S. Margherita Ligure, la proposta del Pdl: “Il ricavato della vendita del Tennis Club per la piastra ambulatoriale”

Santa Margherita Ligure. “Il ricavato dalla vendita del Tennis Club di Santa Margherita deve essere utilizzato dalla Regione per la Piastra Ambulatoriale”. E’ questa la proposta dei Consiglieri regionali del Pdl Roberto Bagnasco e Matteo Rosso che annunciano di aver presentato un interrogazione urgente.

Secondo i due esponenti del Popolo della Libertà la situazione di stallo venutasi a creare è critica per questo chiedono alla Giunta regionale di procedere a questi adempimenti in tempi celeri e certi “ l’ospedale di Santa è stato chiuso ma della ristrutturazione della Piastra Ambulatoriale, così come promesso da Burlando, non vi è traccia con gravi disagi a carico dei cittadini ”.

“La prima Giunta Burlando – aggiungono i due consiglieri regionali del centro destra – aveva garantito al territorio oltre 2 milioni di euro per il riammmodernamento della struttura sanitaria che avrebbe dovuto essere concomitante con l’apertura dell’Ospedale di Rapallo.

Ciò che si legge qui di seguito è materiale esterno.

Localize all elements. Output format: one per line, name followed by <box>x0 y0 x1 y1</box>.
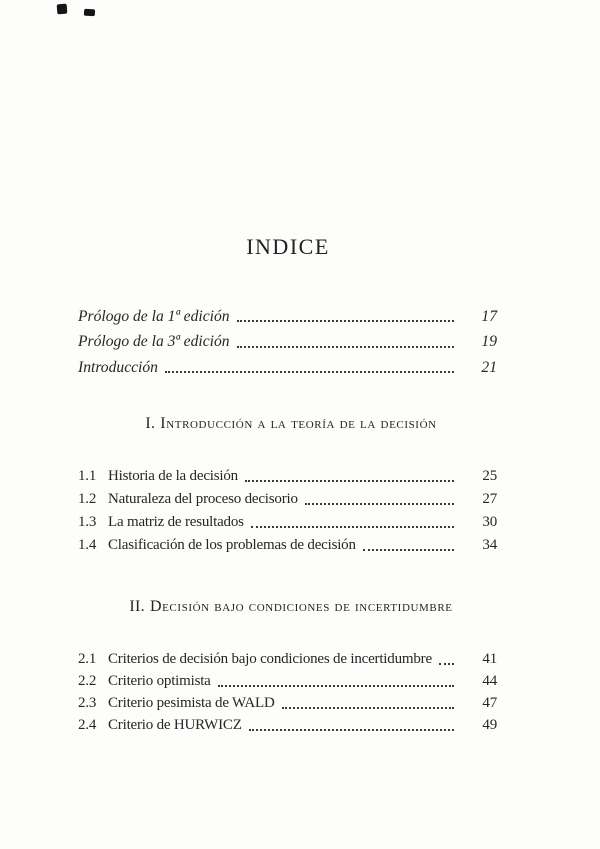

Purtroppo la triste verità è che oggi, a causa delle lentezze dell’amministrazione regionale, non ci sono le risorse economiche necessarie per procedere all’intervento”. Per questo Bagnasco e Rosso lanciano una proposta concreta: quella di utilizzare i denari della vendita del tennis come contributo per rilanciare la piastra ambulatoriale.

Con l’occasione i due esponenti del Pdl vogliono ricordare inoltre che anche per quanto riguarda la vicenda del Tennis club i tempi insostenibili della Regione stiano penalizzato fortemente il territorio: “ La chiusura dei campi da tennis sta creando disagi ai giovani ed agli sportivi di Santa Margherita ma sta anche indebolendo la proposta turistica di una cittadina così importante”.

“L’assessore al Turismo Berlangeri si era impegnato pubblicamente per una risoluzione del caso anche attraverso una assegnazione provvisoria per riaprire i campi. Oggi la situazione è ferma e risulta inaccettabile e gravissima: la primavera si avvicina, l’estate è alle porte ed i campi sono ancora tristemente chiusi. Tutto questo è una precisa responsabilità regionale”.